The new idea is that species boundaries are very fluid.  MOST of what makes up our bodies results from colonization from something very different.  We are more like federations than a clear species. There ae implications here for biotechnology, evolution and just how we understand life.

Many “primitive” organisms common swap characteristics. It is one the traits that allows them to adapt so rapidly and calls into question about what “belongs” to each species.

The President Is Missing was written by former president Bill Clinton.  It is a kind of political thriller. The hero is the president Bill Clinton might have imagined he would have been.  I bought it because I was looking for some insights that I thought a real president might add to a book of fiction.  There were none. It is a decent book. Like a few Clinton speeches, it goes on a bit too long.  I would recommend the book, but maybe listen at 2x speed as I did.

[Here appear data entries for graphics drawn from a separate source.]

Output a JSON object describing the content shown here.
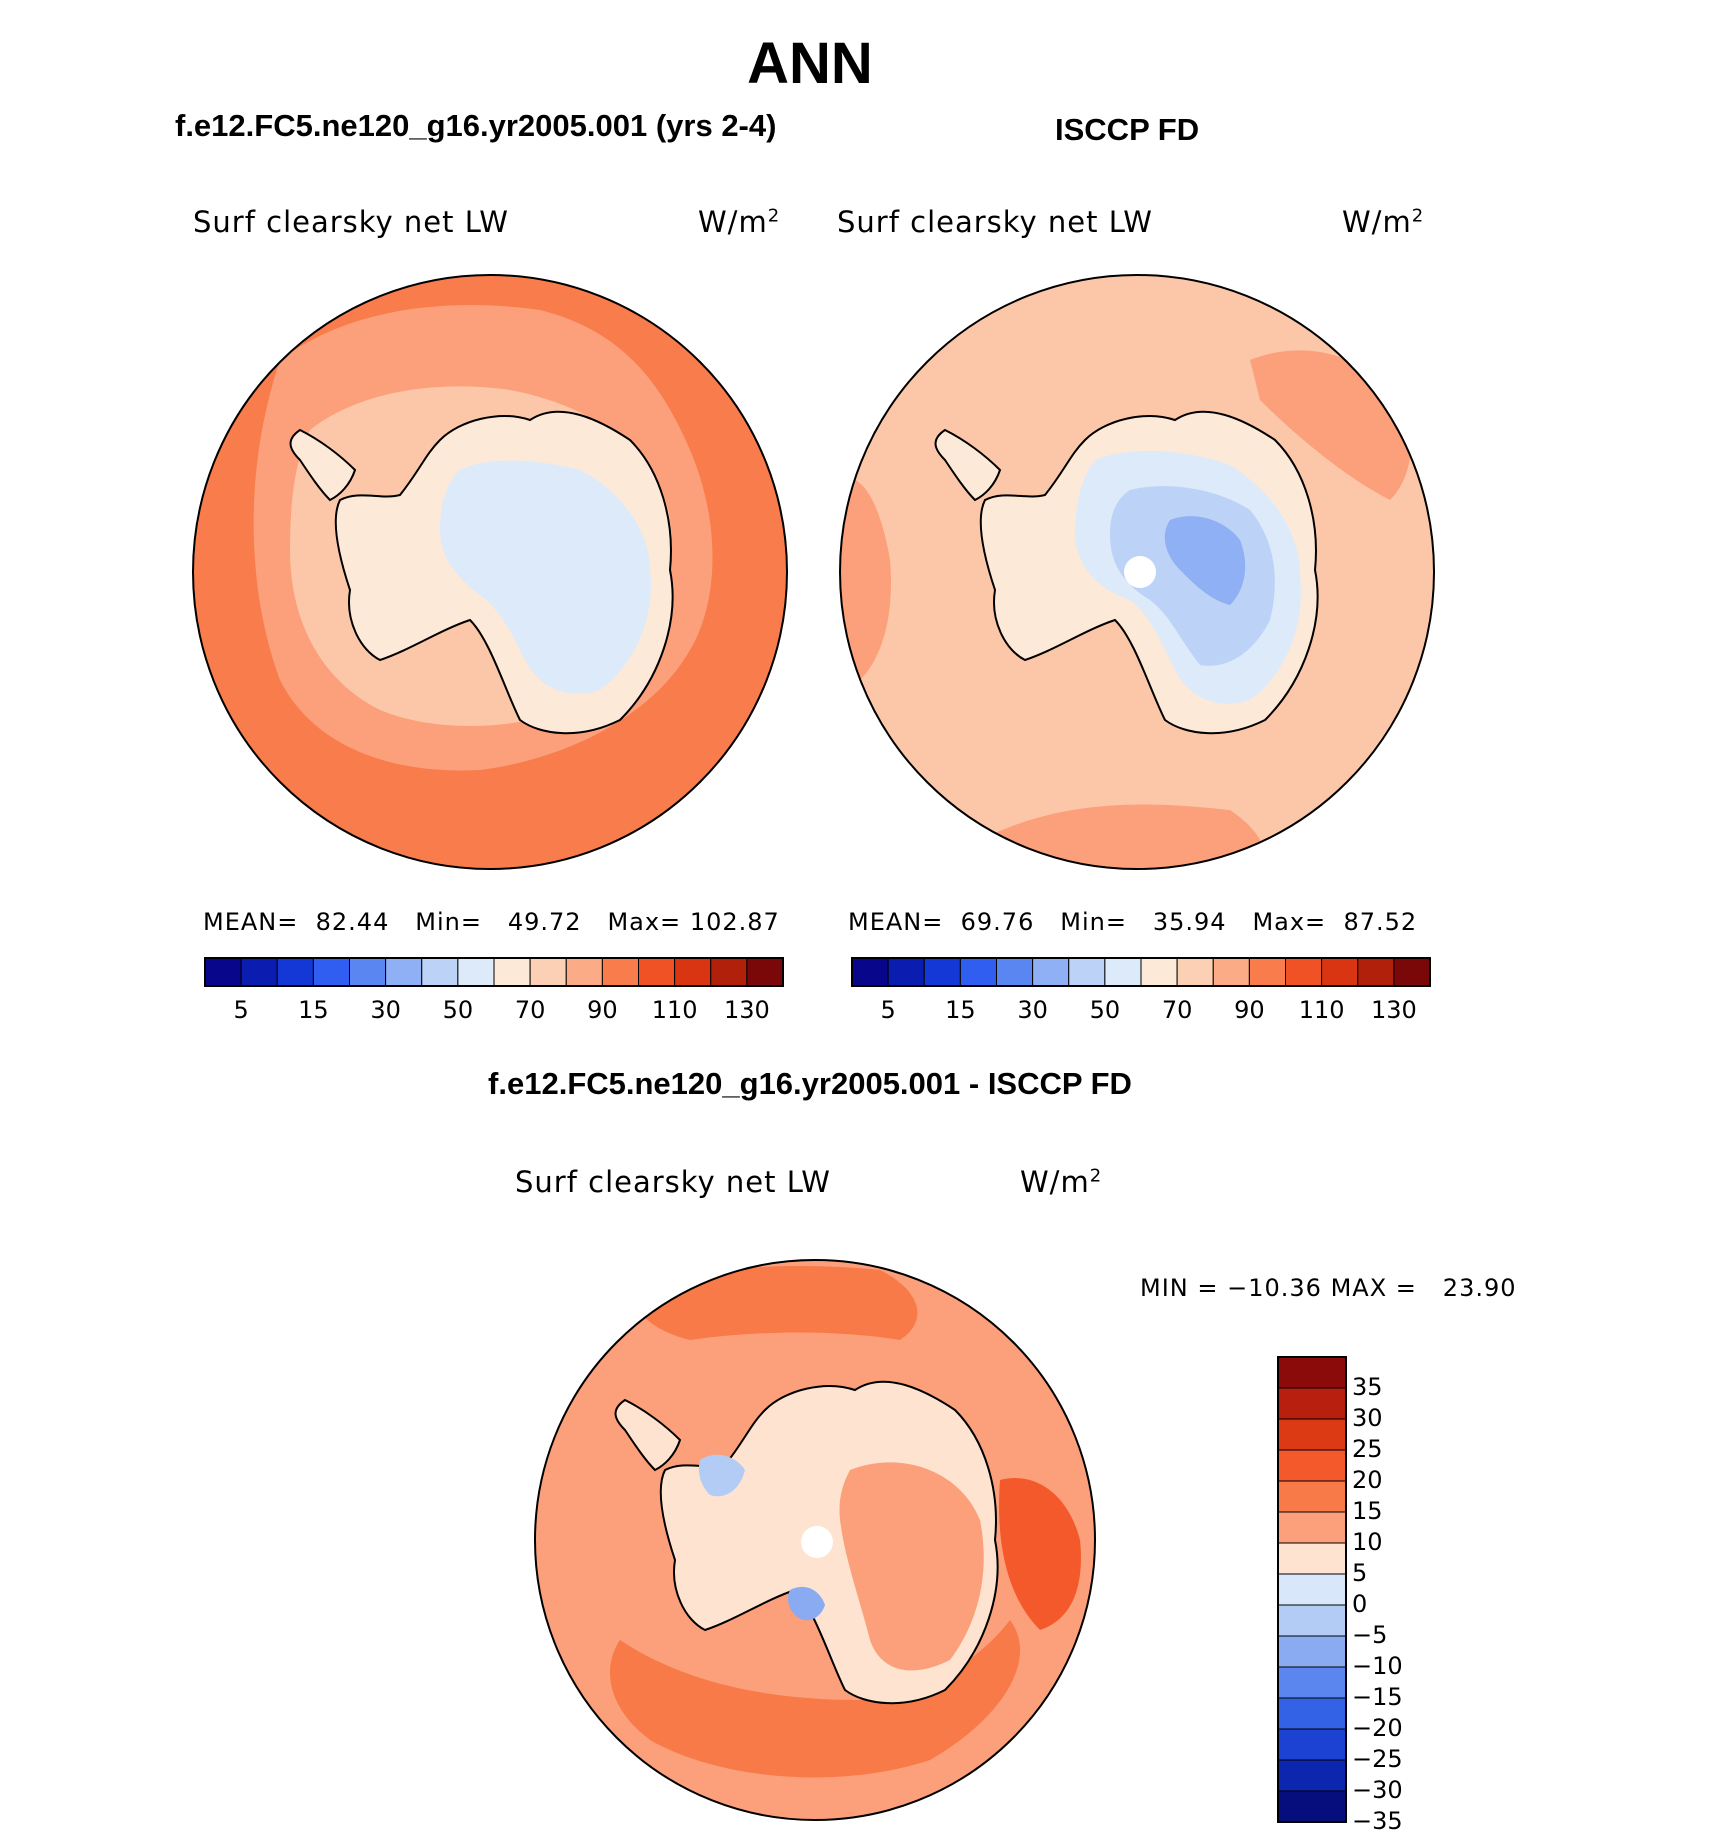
{
  "figure": {
    "title": "ANN",
    "panel_left_title": "f.e12.FC5.ne120_g16.yr2005.001 (yrs 2-4)",
    "panel_right_title": "ISCCP FD",
    "diff_title": "f.e12.FC5.ne120_g16.yr2005.001 - ISCCP FD"
  },
  "panels": [
    {
      "label": "Surf clearsky net LW",
      "units_base": "W/m",
      "units_sup": "2",
      "stats": {
        "mean_label": "MEAN=",
        "mean": "82.44",
        "min_label": "Min=",
        "min": "49.72",
        "max_label": "Max=",
        "max": "102.87"
      }
    },
    {
      "label": "Surf clearsky net LW",
      "units_base": "W/m",
      "units_sup": "2",
      "stats": {
        "mean_label": "MEAN=",
        "mean": "69.76",
        "min_label": "Min=",
        "min": "35.94",
        "max_label": "Max=",
        "max": "87.52"
      }
    },
    {
      "label": "Surf clearsky net LW",
      "units_base": "W/m",
      "units_sup": "2",
      "stats": {
        "min_label": "MIN =",
        "min": "−10.36",
        "max_label": "MAX =",
        "max": "23.90"
      }
    }
  ],
  "colorbars": {
    "abs_ticks": [
      "5",
      "15",
      "30",
      "50",
      "70",
      "90",
      "110",
      "130"
    ],
    "abs_colors": [
      "#08068a",
      "#0a1db0",
      "#1338d6",
      "#2f5ef0",
      "#5a86f2",
      "#8fb0f4",
      "#bcd2f6",
      "#ddeafa",
      "#fde9d8",
      "#fcd0b4",
      "#fbab86",
      "#f87c4c",
      "#f05226",
      "#d93512",
      "#b0200a",
      "#7a0808"
    ],
    "diff_ticks": [
      "35",
      "30",
      "25",
      "20",
      "15",
      "10",
      "5",
      "0",
      "−5",
      "−10",
      "−15",
      "−20",
      "−25",
      "−30",
      "−35"
    ],
    "diff_colors": [
      "#8b0a0a",
      "#b81f0f",
      "#db3a15",
      "#f4592b",
      "#f87a48",
      "#fba07a",
      "#fde3d0",
      "#d8e8fa",
      "#b3ccf5",
      "#8aaaf2",
      "#5c86ef",
      "#3462e6",
      "#1c42d4",
      "#0d26b0",
      "#050e7c"
    ]
  },
  "map_colors": {
    "ocean_deep": "#f87c4c",
    "ocean_mid": "#fba07a",
    "ocean_light": "#fcc7a8",
    "land_warm": "#fde9d8",
    "land_cool": "#ddeafa",
    "land_blue": "#bcd2f6",
    "land_blue2": "#8fb0f4",
    "diff_land": "#fde3d0",
    "diff_red": "#f4592b"
  }
}
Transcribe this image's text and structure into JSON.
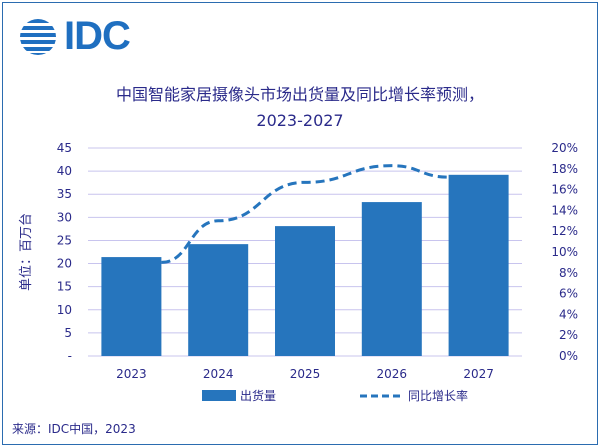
{
  "logo_text": "IDC",
  "source": "来源：IDC中国，2023",
  "chart_data": {
    "type": "bar+line",
    "title_line1": "中国智能家居摄像头市场出货量及同比增长率预测，",
    "title_line2": "2023-2027",
    "ylabel": "单位：百万台",
    "categories": [
      "2023",
      "2024",
      "2025",
      "2026",
      "2027"
    ],
    "ylim": [
      0,
      45
    ],
    "y_ticks": [
      "-",
      "5",
      "10",
      "15",
      "20",
      "25",
      "30",
      "35",
      "40",
      "45"
    ],
    "y2lim": [
      0,
      20
    ],
    "y2_ticks": [
      "0%",
      "2%",
      "4%",
      "6%",
      "8%",
      "10%",
      "12%",
      "14%",
      "16%",
      "18%",
      "20%"
    ],
    "series": [
      {
        "name": "出货量",
        "type": "bar",
        "axis": "left",
        "color": "#2675bd",
        "values": [
          21.4,
          24.2,
          28.1,
          33.3,
          39.2
        ]
      },
      {
        "name": "同比增长率",
        "type": "line",
        "style": "dashed",
        "axis": "right",
        "color": "#2675bd",
        "values": [
          9.0,
          13.0,
          16.7,
          18.3,
          17.2
        ]
      }
    ],
    "grid": true,
    "legend_placement": "bottom",
    "text_color": "#2a2a8a",
    "grid_color": "#c8c4ee"
  }
}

Our Towns: A 100,000-Mile Journey into the Heart of America describes exactly the kinds of journeys I would like to make myself.  It is entertaining and generally optimistic about the virtue & challenges of ordinary American people.  It is mostly a series of vignettes. You could start or stop at almost any point in the book and not notice the difference.  That was the strength and the weakness of the book.  James Fallows usually writes articles and has done that here too in his book.

A great narrative of progress was The Perfectionists: How Precision Engineers Created the Modern World .  I have read other books by Simon Winchester.  What I most enjoy about his books is his facility with beautiful language, but this is also a really good story.

I never finished my history PhD, and never even started a dissertation, but I did think about a subject. I was interested in a big history topic – why did the Greeks or Romans not have an industrial revolution?  Since those long-ago college days, I have come across many ideas.  I used to think that the Greeks and Romans had all the technologies needed, but I was wrong.  They lacked intellectual technologies.  Invented within only the last 500 years were intellectual technologies like calculus, statistics, various sorts of engineering, actual scientific methods, among other things like functions (mostly) free markets. To this list I must now add the concept and ability to apply precision, w/o which true mass production is not possible.   Thanks to this book, I have added to my list of preconditions for modern life.

Ironically, my younger and more ignorant self could have written that dissertation that is now beyond me because I learned too much.

Speaking of being ignorant, You Are Not So Smart: Why You Have Too Many Friends on Facebook, Why Your Memory Is Mostly Fiction, and 46 Other Ways You’re Deluding Yourself  covers lots of the heuristics and cognitive shortcuts that we all use, allow us not to think things through and sometimes lead us astray.  There was little in the book that I had not heard before, but that is because I have been studying persuasion and bounded decision making for many years.  Even with that, it was useful and interesting for me to hear it again.  I understand that I am not as smart as I like to think, and I need to hear these things again lest I forget.  I recommend it generally.

A similar repackaging of good ideas is Influencer: The Power to Change Anything . There was nothing there that I did not know, but it is good to hear it again and keep it in mind when you are working in businesses like I used to (sometimes still) do.

Energy: A Human History is not the kind of book you should consume as an audio book.  It is well-written and very informative, but it is the kind of book you should probably read and maybe underline some parts.  It is maybe also better as a companion to a course on energy history, or maybe just history of industrialization.  I liked some of the ways the author uses language. It is a bit archaic, but elegant.  For example, he uses phrases like “… is prodigal of energy.”